The thesis the film posits, one where the internalised pain that dysphoria presents itself as is a tragedy to a generation that has only just begun to see representation on screen, made me want to reach out to my trans friends. While I have no experience of dysphoria itself, that I, for the faintest of seconds, experienced that feeling vicariously through the glow of the cinema screen, made me readjust the framework of which I coast through life as a cis man. I don’t understand the trans experience, but I never will and that is okay. I Saw The TV Glow presents itself as a worst-case scenario, where only through the support of allies and queer folk can you find who you really are.

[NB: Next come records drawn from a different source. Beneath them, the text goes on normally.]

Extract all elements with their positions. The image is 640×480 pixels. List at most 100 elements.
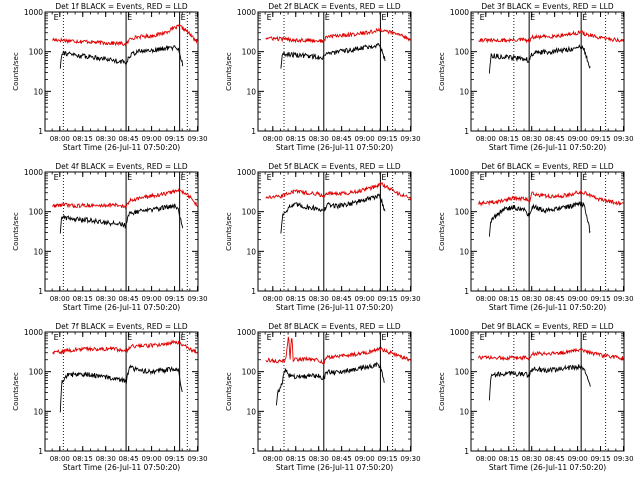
x-tick-label: 08:15 [499, 135, 519, 143]
panel-8: Det 8f BLACK = Events, RED = LLD E E E 1 10 10… [225, 322, 421, 472]
x-tick-label: 09:15 [590, 455, 610, 463]
plot-frame [257, 171, 412, 292]
flag-label: E [582, 13, 587, 22]
x-tick-label: 08:45 [119, 455, 139, 463]
flag-label: E [267, 333, 272, 342]
x-tick-label: 09:00 [568, 135, 588, 143]
x-tick-label: 08:15 [286, 135, 306, 143]
y-tick-label: 10 [246, 87, 256, 96]
y-axis-label: Counts/sec [12, 372, 20, 411]
flag-label: E [530, 13, 535, 22]
x-tick-label: 08:45 [119, 135, 139, 143]
y-tick-label: 10 [33, 407, 43, 416]
x-tick-label: 09:30 [613, 135, 633, 143]
events-series-line [59, 44, 184, 69]
panel-title: Det 5f BLACK = Events, RED = LLD [268, 162, 401, 171]
x-tick-label: 08:30 [522, 295, 542, 303]
x-tick-label: 08:30 [309, 295, 329, 303]
y-axis-label: Counts/sec [225, 52, 233, 91]
x-axis-label: Start Time (26-Jul-11 07:50:20) [489, 143, 606, 152]
lld-series-line [265, 336, 412, 365]
x-tick-label: 08:45 [545, 455, 565, 463]
y-tick-label: 1000 [24, 328, 43, 337]
plot-frame [470, 171, 625, 292]
x-tick-label: 08:30 [309, 455, 329, 463]
lld-series-line [265, 27, 412, 44]
flag-label: E [181, 13, 186, 22]
y-tick-label: 1000 [237, 328, 256, 337]
y-tick-label: 1 [251, 447, 256, 456]
flag-label: E [381, 173, 386, 182]
flag-label: E [54, 13, 59, 22]
y-tick-label: 1 [464, 447, 469, 456]
lld-series-line [52, 339, 199, 356]
y-tick-label: 1000 [237, 168, 256, 177]
x-tick-label: 08:30 [96, 455, 116, 463]
x-tick-label: 09:15 [164, 295, 184, 303]
x-axis-label: Start Time (26-Jul-11 07:50:20) [489, 303, 606, 312]
x-tick-label: 09:00 [568, 295, 588, 303]
panel-title: Det 2f BLACK = Events, RED = LLD [268, 2, 401, 11]
y-tick-label: 10 [459, 247, 469, 256]
x-tick-label: 08:00 [476, 455, 496, 463]
x-tick-label: 09:30 [400, 135, 420, 143]
y-axis-label: Counts/sec [225, 372, 233, 411]
flag-label: E [127, 173, 132, 182]
flag-label: E [530, 173, 535, 182]
x-tick-label: 09:00 [355, 295, 375, 303]
y-tick-label: 1000 [450, 8, 469, 17]
lld-series-line [478, 29, 625, 44]
lld-series-line [478, 347, 624, 362]
panel-7: Det 7f BLACK = Events, RED = LLD E E E 1 10 10… [12, 322, 208, 472]
plot-frame [44, 11, 199, 132]
x-tick-label: 08:15 [499, 455, 519, 463]
y-tick-label: 1 [38, 447, 43, 456]
y-tick-label: 100 [455, 208, 470, 217]
x-tick-label: 09:15 [377, 135, 397, 143]
flag-label: E [325, 333, 330, 342]
y-tick-label: 10 [33, 247, 43, 256]
x-tick-label: 08:45 [545, 295, 565, 303]
flag-label: E [325, 173, 330, 182]
y-tick-label: 100 [29, 368, 44, 377]
y-tick-label: 1 [38, 127, 43, 136]
panel-title: Det 6f BLACK = Events, RED = LLD [481, 162, 614, 171]
y-tick-label: 1000 [450, 328, 469, 337]
x-axis-label: Start Time (26-Jul-11 07:50:20) [276, 143, 393, 152]
y-tick-label: 10 [246, 407, 256, 416]
x-tick-label: 08:00 [50, 295, 70, 303]
x-axis-label: Start Time (26-Jul-11 07:50:20) [63, 143, 180, 152]
panel-6: Det 6f BLACK = Events, RED = LLD E E E 1 10 10… [438, 162, 634, 312]
flag-label: E [127, 13, 132, 22]
y-axis-label: Counts/sec [12, 52, 20, 91]
panel-3: Det 3f BLACK = Events, RED = LLD E E E 1 10 10… [438, 2, 634, 152]
y-tick-label: 100 [455, 48, 470, 57]
x-tick-label: 08:00 [50, 135, 70, 143]
panel-5: Det 5f BLACK = Events, RED = LLD E E E 1 10 10… [225, 162, 421, 312]
x-tick-label: 08:45 [545, 135, 565, 143]
panel-title: Det 3f BLACK = Events, RED = LLD [481, 2, 614, 11]
flag-label: E [54, 333, 59, 342]
y-tick-label: 1 [251, 287, 256, 296]
y-axis-label: Counts/sec [225, 212, 233, 251]
y-tick-label: 100 [242, 368, 257, 377]
y-tick-label: 1000 [450, 168, 469, 177]
x-tick-label: 08:15 [73, 455, 93, 463]
flag-label: E [582, 333, 587, 342]
events-series-line [488, 201, 591, 237]
y-tick-label: 100 [29, 48, 44, 57]
flag-label: E [54, 173, 59, 182]
events-series-line [59, 203, 184, 234]
flag-label: E [325, 13, 330, 22]
flag-label: E [181, 333, 186, 342]
events-series-line [275, 361, 385, 406]
x-tick-label: 09:15 [590, 135, 610, 143]
x-tick-label: 08:30 [522, 455, 542, 463]
plot-frame [470, 331, 625, 452]
flag-label: E [127, 333, 132, 342]
y-tick-label: 10 [459, 87, 469, 96]
y-tick-label: 10 [246, 247, 256, 256]
flag-label: E [381, 13, 386, 22]
lld-series-line [52, 24, 199, 47]
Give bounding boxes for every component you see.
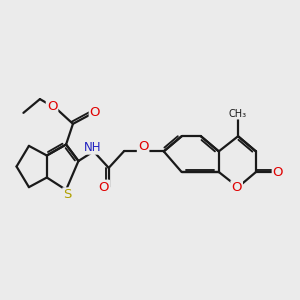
Text: O: O (273, 166, 283, 178)
Text: O: O (90, 106, 100, 119)
Text: O: O (138, 140, 148, 153)
Text: CH₃: CH₃ (229, 109, 247, 119)
Text: S: S (63, 188, 72, 201)
Text: O: O (98, 181, 109, 194)
Text: O: O (47, 100, 57, 113)
Text: NH: NH (83, 141, 101, 154)
Text: O: O (231, 181, 242, 194)
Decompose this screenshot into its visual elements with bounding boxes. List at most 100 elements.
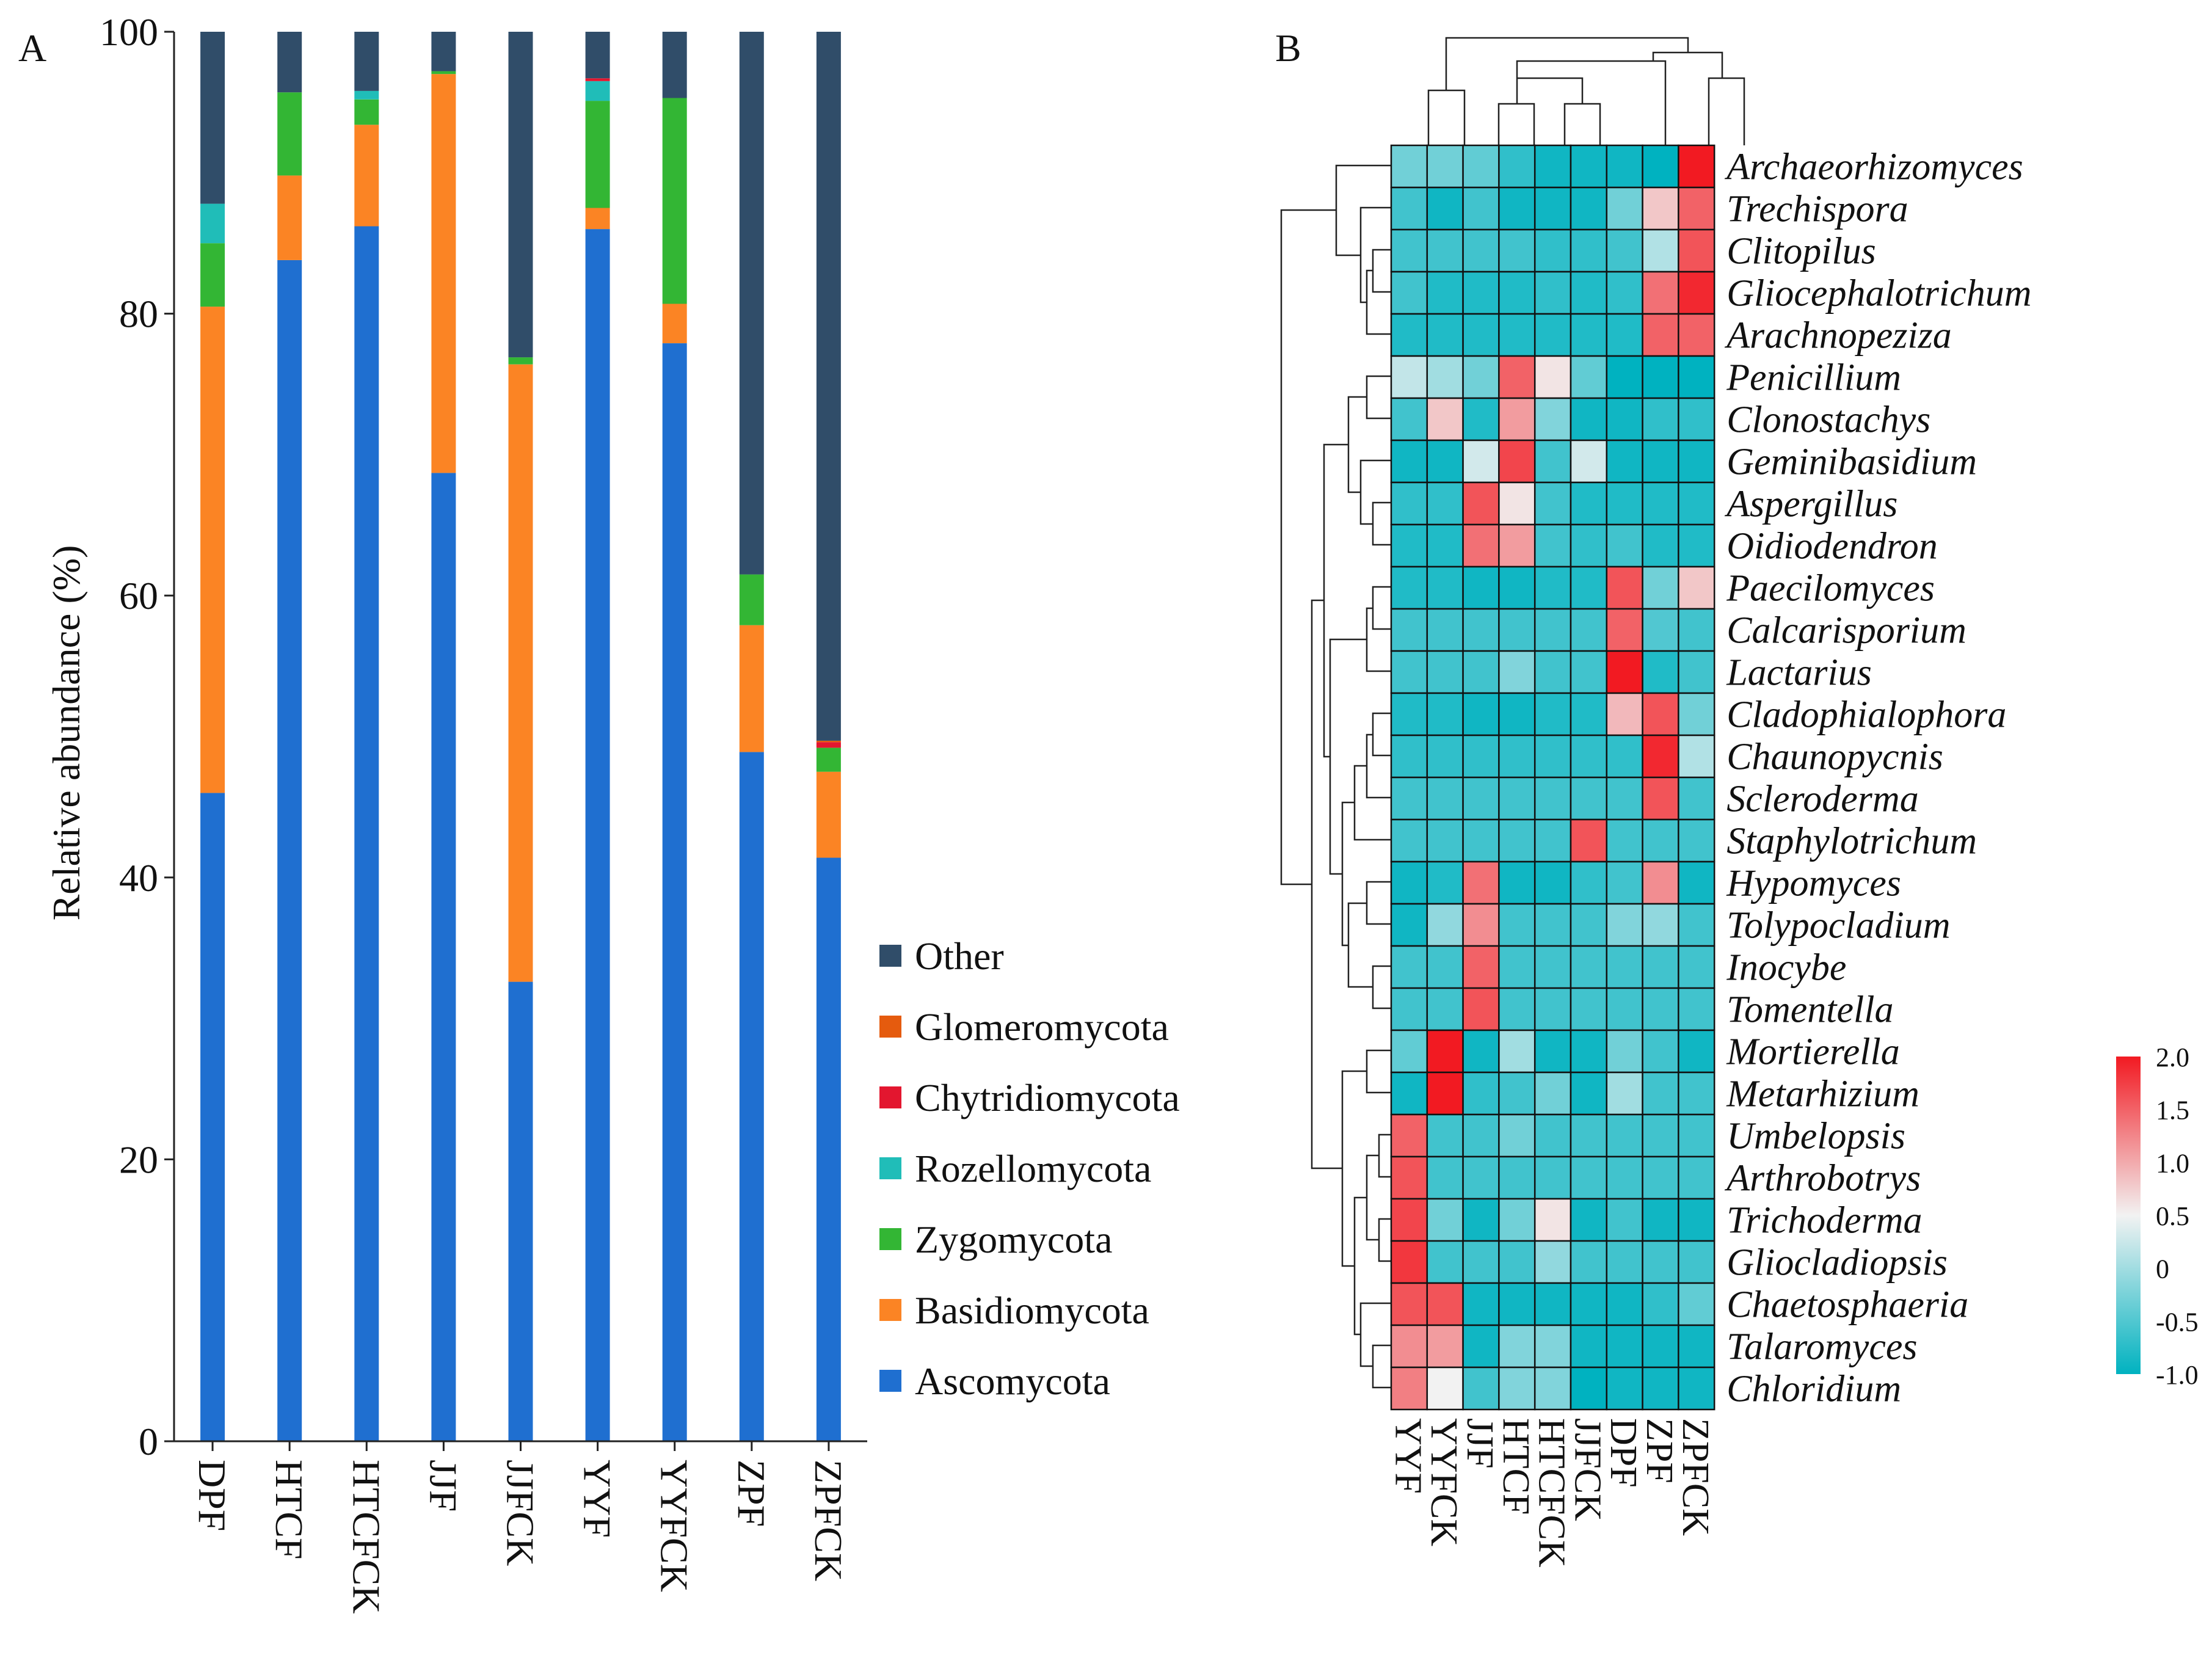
heatmap-cell-clitopilus-jjf (1462, 228, 1500, 273)
heatmap-cell-archaeorhizomyces-yyfck (1426, 144, 1464, 189)
heatmap-cell-arachnopeziza-htcfck (1533, 313, 1572, 357)
heatmap-cell-trechispora-zpfck (1678, 186, 1715, 231)
bar-segment-zpfck-zygomycota (816, 748, 841, 772)
heatmap-cell-paecilomyces-yyf (1390, 566, 1428, 610)
heatmap-cell-aspergillus-yyfck (1426, 481, 1464, 526)
row-label-trechispora: Trechispora (1726, 189, 1908, 230)
legend-label-zygomycota: Zygomycota (915, 1218, 1112, 1261)
legend-swatch-chytridiomycota (879, 1086, 901, 1108)
heatmap-cell-hypomyces-zpf (1642, 860, 1679, 905)
colorbar-tick-label: 2.0 (2156, 1042, 2189, 1072)
heatmap-cell-lactarius-jjfck (1570, 650, 1608, 694)
bar-segment-htcfck-ascomycota (354, 226, 379, 1441)
y-tick-label: 0 (139, 1420, 158, 1463)
heatmap-cell-arthrobotrys-jjfck (1570, 1155, 1608, 1200)
bar-segment-yyf-zygomycota (585, 101, 610, 208)
heatmap-cell-clonostachys-dpf (1606, 397, 1643, 442)
heatmap-cell-mortierella-htcf (1498, 1029, 1536, 1074)
legend-swatch-basidiomycota (879, 1299, 901, 1321)
bar-segment-jjf-zygomycota (431, 71, 456, 75)
heatmap-cell-archaeorhizomyces-jjfck (1570, 144, 1608, 189)
heatmap-cell-hypomyces-jjfck (1570, 860, 1608, 905)
heatmap-cell-cladophialophora-jjfck (1570, 692, 1608, 737)
bar-segment-zpfck-basidiomycota (816, 771, 841, 858)
heatmap-cell-clitopilus-zpf (1642, 228, 1679, 273)
heatmap-cell-oidiodendron-dpf (1606, 523, 1643, 568)
row-label-staphylotrichum: Staphylotrichum (1726, 821, 1977, 862)
heatmap-cell-arthrobotrys-dpf (1606, 1155, 1643, 1200)
heatmap-cell-geminibasidium-dpf (1606, 439, 1643, 484)
bar-segment-jjf-ascomycota (431, 473, 456, 1441)
colorbar: 2.0 1.5 1.0 0.5 0 -0.5 -1.0 (2116, 1042, 2199, 1390)
heatmap-cell-oidiodendron-jjfck (1570, 523, 1608, 568)
heatmap-cell-inocybe-jjf (1462, 945, 1500, 989)
row-label-mortierella: Mortierella (1726, 1031, 1900, 1073)
bar-segment-jjf-other (431, 32, 456, 71)
heatmap-cell-calcarisporium-yyf (1390, 608, 1428, 652)
heatmap-cell-aspergillus-yyf (1390, 481, 1428, 526)
heatmap-cell-calcarisporium-dpf (1606, 608, 1643, 652)
heatmap-cell-trichoderma-yyfck (1426, 1198, 1464, 1242)
bar-segment-zpfck-other (816, 32, 841, 741)
bar-segment-yyf-other (585, 32, 610, 79)
panel-b-heatmap: B ArchaeorhizomycesTrechisporaClitopilus… (1275, 26, 2199, 1568)
x-tick-label: ZPF (730, 1460, 773, 1527)
heatmap-cell-aspergillus-dpf (1606, 481, 1643, 526)
column-dendrogram-branches (1427, 37, 1745, 145)
heatmap-cell-arachnopeziza-jjfck (1570, 313, 1608, 357)
heatmap-cell-archaeorhizomyces-yyf (1390, 144, 1428, 189)
bar-segment-zpf-basidiomycota (739, 625, 764, 752)
heatmap-cell-cladophialophora-dpf (1606, 692, 1643, 737)
heatmap-cell-chaetosphaeria-jjf (1462, 1282, 1500, 1326)
bar-segment-zpfck-chytridiomycota (816, 742, 841, 748)
heatmap-cell-tomentella-dpf (1606, 987, 1643, 1031)
heatmap-cell-archaeorhizomyces-zpf (1642, 144, 1679, 189)
bar-segment-zpf-other (739, 32, 764, 575)
column-label-yyf: YYF (1387, 1418, 1428, 1494)
heatmap-cell-scleroderma-jjfck (1570, 776, 1608, 821)
heatmap-cell-geminibasidium-htcfck (1533, 439, 1572, 484)
heatmap-cell-clonostachys-zpfck (1678, 397, 1715, 442)
heatmap-cell-gliocephalotrichum-zpf (1642, 271, 1679, 315)
heatmap-cell-archaeorhizomyces-htcf (1498, 144, 1536, 189)
heatmap-cell-hypomyces-yyf (1390, 860, 1428, 905)
heatmap-cell-trichoderma-htcf (1498, 1198, 1536, 1242)
heatmap-cell-clitopilus-jjfck (1570, 228, 1608, 273)
column-label-htcf: HTCF (1495, 1418, 1537, 1515)
heatmap-cell-archaeorhizomyces-htcfck (1533, 144, 1572, 189)
legend-label-ascomycota: Ascomycota (915, 1359, 1110, 1403)
column-label-jjf: JJF (1459, 1418, 1501, 1469)
heatmap-cell-gliocladiopsis-zpf (1642, 1240, 1679, 1284)
heatmap-cell-gliocladiopsis-jjfck (1570, 1240, 1608, 1284)
heatmap-cell-trichoderma-yyf (1390, 1198, 1428, 1242)
heatmap-cell-talaromyces-zpfck (1678, 1324, 1715, 1369)
heatmap-cell-paecilomyces-htcfck (1533, 566, 1572, 610)
bar-segment-jjfck-zygomycota (508, 357, 533, 365)
legend: Other Glomeromycota Chytridiomycota Rozello… (879, 934, 1180, 1403)
heatmap-cell-chloridium-dpf (1606, 1366, 1643, 1411)
row-label-clitopilus: Clitopilus (1726, 231, 1876, 272)
heatmap-cell-chaunopycnis-zpf (1642, 734, 1679, 779)
heatmap-cells (1390, 144, 1715, 1411)
bar-segment-zpf-ascomycota (739, 752, 764, 1441)
heatmap-cell-lactarius-dpf (1606, 650, 1643, 694)
heatmap-cell-tolypocladium-htcf (1498, 903, 1536, 947)
legend-swatch-other (879, 945, 901, 967)
colorbar-tick-label: 0.5 (2156, 1201, 2189, 1231)
colorbar-tick-label: 0 (2156, 1254, 2169, 1284)
heatmap-cell-cladophialophora-jjf (1462, 692, 1500, 737)
heatmap-cell-tomentella-htcfck (1533, 987, 1572, 1031)
heatmap-cell-tomentella-htcf (1498, 987, 1536, 1031)
legend-label-rozellomycota: Rozellomycota (915, 1147, 1151, 1190)
heatmap-cell-clitopilus-htcf (1498, 228, 1536, 273)
heatmap-cell-trichoderma-htcfck (1533, 1198, 1572, 1242)
heatmap-cell-scleroderma-yyf (1390, 776, 1428, 821)
heatmap-cell-tolypocladium-yyfck (1426, 903, 1464, 947)
bar-segment-zpfck-glomeromycota (816, 740, 841, 743)
heatmap-cell-hypomyces-htcf (1498, 860, 1536, 905)
heatmap-cell-gliocephalotrichum-htcfck (1533, 271, 1572, 315)
heatmap-cell-chaetosphaeria-jjfck (1570, 1282, 1608, 1326)
legend-label-glomeromycota: Glomeromycota (915, 1005, 1169, 1049)
heatmap-cell-clitopilus-zpfck (1678, 228, 1715, 273)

I Saw The TV Glow is first and foremost an excellent surrealist neon-infused psychological horror, featuring a sublime performance from Justice Smith and a funky, electronic soundtrack (with original music from Caroline Polachek, Phoebe Bridgers and others). But the film’s subtext is so rich and dense that the film becomes more like how good art is supposed to make you feel; electrified and repulsed and alive. It acts as a signal for cis and queer folk to help a section of our fellow human beings that are in pain. The gripping, audacious filmmaking feels like Schoenbrun uncorked a potent potion of pain to create this, as the pain felt by its characters becomes the point. That the film’s allegorical excavation of queer trauma is so precise and so acute marks Schoenbrun as a once-in-a-lifetime filmmaker, and I Saw The TV Glow as the best film of 2024, if not the decade.